The deadline comes sooner than some experts had expected. They were predicting the debt ceiling limit would not be breached until later this year, when the Treasury Department would have to start taking extraordinary measures to avoid defaulting on the government’s obligations.

A default could cause chaos

Goldman Sachs warned last month that a close call could set off turmoil on Wall Street that causes losses in the retirement accounts and investment portfolios of everyday Americans.

“It seems likely that uncertainty over the debt limit in 2023 could lead to substantial volatility in financial markets,” Goldman Sachs economists wrote, noting that the 2011 standoff helped cause a deep selloff in the US stock market.

Beyond markets, Goldman Sachs said a failure to raise the debt limit in time “would pose greater risk to government spending and ultimately to economic growth than it would to Treasury securities themselves.”

That’s because in order to avoid a default on US debt, the federal government would shift money around to keep paying interest on Treasuries. That would create a massive hole that would need to be filled by delaying a host of other payments — including ones that millions of Americans count on such as paychecks to federal employees, benefits to veterans and Social Security payments.  “A failure to make timely payments would likely hit consumer confidence hard,” Goldman Sachs wrote.

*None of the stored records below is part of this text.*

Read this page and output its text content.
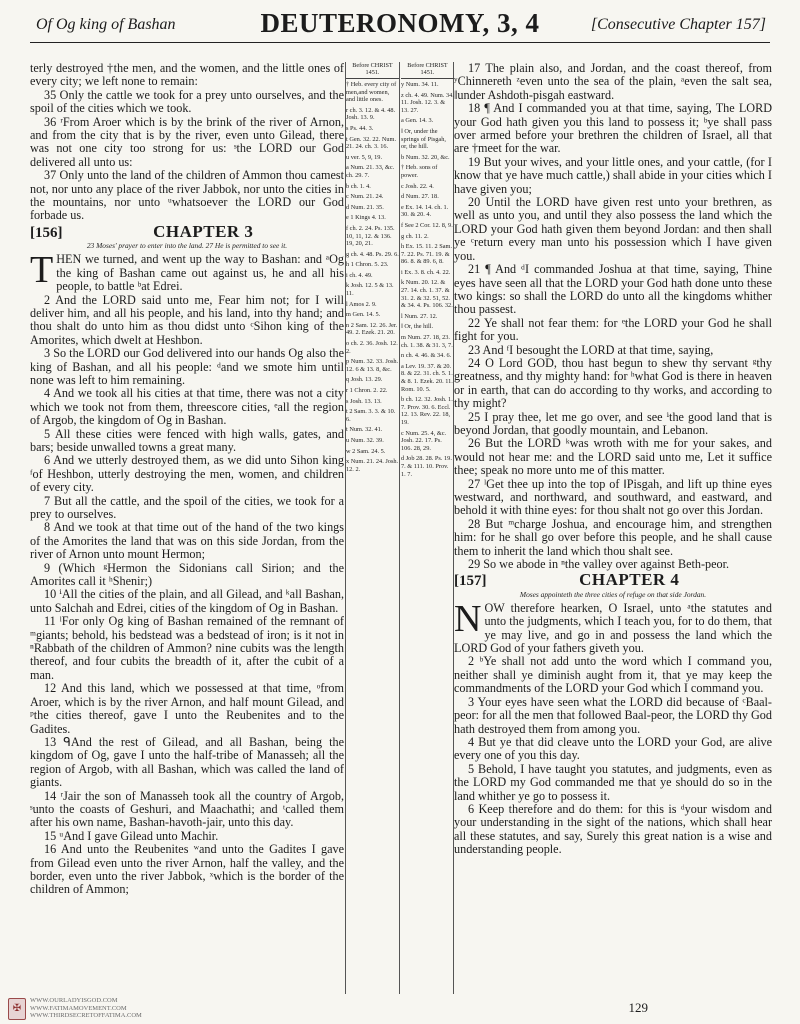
Of Og king of Bashan	DEUTERONOMY, 3, 4	[Consecutive Chapter 157]

terly destroyed †the men, and the women, and the little ones of every city; we left none to remain:

35 Only the cattle we took for a prey unto ourselves, and the spoil of the cities which we took.

36 ʳFrom Aroer which is by the brink of the river of Arnon, and from the city that is by the river, even unto Gilead, there was not one city too strong for us: ˢthe LORD our God delivered all unto us:

37 Only unto the land of the children of Ammon thou camest not, nor unto any place of the river Jabbok, nor unto the cities in the mountains, nor unto ᵘwhatsoever the LORD our God forbade us.

[156]	CHAPTER 3
23 Moses' prayer to enter into the land. 27 He is permitted to see it.
T HEN we turned, and went up the way to Bashan: and ᵃOg the king of Bashan came out against us, he and all his people, to battle ᵇat Edrei.

2 And the LORD said unto me, Fear him not; for I will deliver him, and all his people, and his land, into thy hand; and thou shalt do unto him as thou didst unto ᶜSihon king of the Amorites, which dwelt at Heshbon.

3 So the LORD our God delivered into our hands Og also the king of Bashan, and all his people: ᵈand we smote him until none was left to him remaining.

4 And we took all his cities at that time, there was not a city which we took not from them, threescore cities, ᵉall the region of Argob, the kingdom of Og in Bashan.

5 All these cities were fenced with high walls, gates, and bars; beside unwalled towns a great many.

6 And we utterly destroyed them, as we did unto Sihon king ᶠof Heshbon, utterly destroying the men, women, and children of every city.

7 But all the cattle, and the spoil of the cities, we took for a prey to ourselves.

8 And we took at that time out of the hand of the two kings of the Amorites the land that was on this side Jordan, from the river of Arnon unto mount Hermon;

9 (Which ᵍHermon the Sidonians call Sirion; and the Amorites call it ʰShenir;)

10 ⁱAll the cities of the plain, and all Gilead, and ᵏall Bashan, unto Salchah and Edrei, cities of the kingdom of Og in Bashan.

11 ˡFor only Og king of Bashan remained of the remnant of ᵐgiants; behold, his bedstead was a bedstead of iron; is it not in ⁿRabbath of the children of Ammon? nine cubits was the length thereof, and four cubits the breadth of it, after the cubit of a man.

12 And this land, which we possessed at that time, ᵒfrom Aroer, which is by the river Arnon, and half mount Gilead, and ᵖthe cities thereof, gave I unto the Reubenites and to the Gadites.

13 ᑫAnd the rest of Gilead, and all Bashan, being the kingdom of Og, gave I unto the half-tribe of Manasseh; all the region of Argob, with all Bashan, which was called the land of giants.

14 ʳJair the son of Manasseh took all the country of Argob, ˢunto the coasts of Geshuri, and Maachathi; and ᵗcalled them after his own name, Bashan-havoth-jair, unto this day.

15 ᵘAnd I gave Gilead unto Machir.

16 And unto the Reubenites ʷand unto the Gadites I gave from Gilead even unto the river Arnon, half the valley, and the border, even unto the river Jabbok, ˣwhich is the border of the children of Ammon;

Before CHRIST 1451.
† Heb. every city of men,and women, and little ones.
r ch. 3. 12. & 4. 48. Josh. 13. 9.
s Ps. 44. 3.
t Gen. 32. 22. Num. 21. 24. ch. 3. 16.
u ver. 5, 9, 19.
a Num. 21. 33, &c. ch. 29. 7.
b ch. 1. 4.
c Num. 21. 24.
d Num. 21. 35.
e 1 Kings 4. 13.
f ch. 2. 24. Ps. 135. 10, 11, 12. & 136. 19, 20, 21.
g ch. 4. 48. Ps. 29. 6.
h 1 Chron. 5. 23.
i ch. 4. 49.
k Josh. 12. 5 & 13. 11.
l Amos 2. 9.
m Gen. 14. 5.
n 2 Sam. 12. 26. Jer. 49. 2. Ezek. 21. 20.
o ch. 2. 36. Josh. 12. 2.
p Num. 32. 33. Josh. 12. 6 & 13. 8, &c.
q Josh. 13. 29.
r 1 Chron. 2. 22.
s Josh. 13. 13.
t 2 Sam. 3. 3. & 10. 6.
t Num. 32. 41.
u Num. 32. 39.
w 2 Sam. 24. 5.
x Num. 21. 24. Josh. 12. 2.
Before CHRIST 1451.
y Num. 34. 11.
z ch. 4. 49. Num. 34. 11. Josh. 12. 3. & 13. 27.
a Gen. 14. 3.
‖ Or, under the springs of Pisgah, or, the hill.
b Num. 32. 20, &c.
† Heb. sons of power.
c Josh. 22. 4.
d Num. 27. 18.
e Ex. 14. 14. ch. 1. 30. & 20. 4.
f See 2 Cor. 12. 8, 9.
g ch. 11. 2.
h Ex. 15. 11. 2 Sam. 7. 22. Ps. 71. 19. & 86. 8. & 89. 6, 8.
i Ex. 3. 8. ch. 4. 22.
k Num. 20. 12. & 27. 14. ch. 1. 37. & 31. 2. & 32. 51, 52. & 34. 4. Ps. 106. 32.
l Num. 27. 12.
‖ Or, the hill.
m Num. 27. 18, 23. ch. 1. 38. & 31. 3, 7.
n ch. 4. 46. & 34. 6.
a Lev. 19. 37. & 20. 8. & 22. 31. ch. 5. 1. & 8. 1. Ezek. 20. 11. Rom. 10. 5.
b ch. 12. 32. Josh. 1. 7. Prov. 30. 6. Eccl. 12. 13. Rev. 22. 18, 19.
c Num. 25. 4, &c. Josh. 22. 17. Ps. 106. 28, 29.
d Job 28. 28. Ps. 19. 7. & 111. 10. Prov. 1. 7.

17 The plain also, and Jordan, and the coast thereof, from ʸChinnereth ᶻeven unto the sea of the plain, ᵃeven the salt sea, ‖under Ashdoth-pisgah eastward.

18 ¶ And I commanded you at that time, saying, The LORD your God hath given you this land to possess it; ᵇye shall pass over armed before your brethren the children of Israel, all that are †meet for the war.

19 But your wives, and your little ones, and your cattle, (for I know that ye have much cattle,) shall abide in your cities which I have given you;

20 Until the LORD have given rest unto your brethren, as well as unto you, and until they also possess the land which the LORD your God hath given them beyond Jordan: and then shall ye ᶜreturn every man unto his possession which I have given you.

21 ¶ And ᵈI commanded Joshua at that time, saying, Thine eyes have seen all that the LORD your God hath done unto these two kings: so shall the LORD do unto all the kingdoms whither thou passest.

22 Ye shall not fear them: for ᵉthe LORD your God he shall fight for you.

23 And ᶠI besought the LORD at that time, saying,

24 O Lord GOD, thou hast begun to shew thy servant ᵍthy greatness, and thy mighty hand: for ʰwhat God is there in heaven or in earth, that can do according to thy works, and according to thy might?

25 I pray thee, let me go over, and see ⁱthe good land that is beyond Jordan, that goodly mountain, and Lebanon.

26 But the LORD ᵏwas wroth with me for your sakes, and would not hear me: and the LORD said unto me, Let it suffice thee; speak no more unto me of this matter.

27 ˡGet thee up into the top of ‖Pisgah, and lift up thine eyes westward, and northward, and southward, and eastward, and behold it with thine eyes: for thou shalt not go over this Jordan.

28 But ᵐcharge Joshua, and encourage him, and strengthen him: for he shall go over before this people, and he shall cause them to inherit the land which thou shalt see.

29 So we abode in ⁿthe valley over against Beth-peor.

[157]	CHAPTER 4
Moses appointeth the three cities of refuge on that side Jordan.
N OW therefore hearken, O Israel, unto ᵃthe statutes and unto the judgments, which I teach you, for to do them, that ye may live, and go in and possess the land which the LORD God of your fathers giveth you.

2 ᵇYe shall not add unto the word which I command you, neither shall ye diminish aught from it, that ye may keep the commandments of the LORD your God which I command you.

3 Your eyes have seen what the LORD did because of ᶜBaal-peor: for all the men that followed Baal-peor, the LORD thy God hath destroyed them from among you.

4 But ye that did cleave unto the LORD your God, are alive every one of you this day.

5 Behold, I have taught you statutes, and judgments, even as the LORD my God commanded me that ye should do so in the land whither ye go to possess it.

6 Keep therefore and do them: for this is ᵈyour wisdom and your understanding in the sight of the nations, which shall hear all these statutes, and say, Surely this great nation is a wise and understanding people.

129
✠
WWW.OURLADYISGOD.COM
WWW.FATIMAMOVEMENT.COM
WWW.THIRDSECRETOFFATIMA.COM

White House says no concessions or negotiations.

The White House said Friday it will not offer any concessions or negotiate on raising the debt ceiling.  “We will not be doing any negotiation over the debt ceiling, but broadly speaking, at the start of this new Congress, we’re reaching out to all the members … making sure that we have those connections with those new members,” White House press secretary Karine Jean-Pierre said.

She said in the past “there’s been a bipartisan cooperation when it comes to lifting the debt ceiling, and that’s how it should be.”

“It should not be a political football,” she added. “This is not political gamesmanship, and this should be done without conditions.”

Asked why Yellen was notifying Congress just six days before the debt limit is reached, Jean-Pierre referred those questions to Treasury, but said the “sooner Congress acts the better.”

“Even the prospect of not raising the debt ceiling will damage the full faith and the credit of our nation,” she said. “There’s going to be no negotiation over it, this is something that must get done.”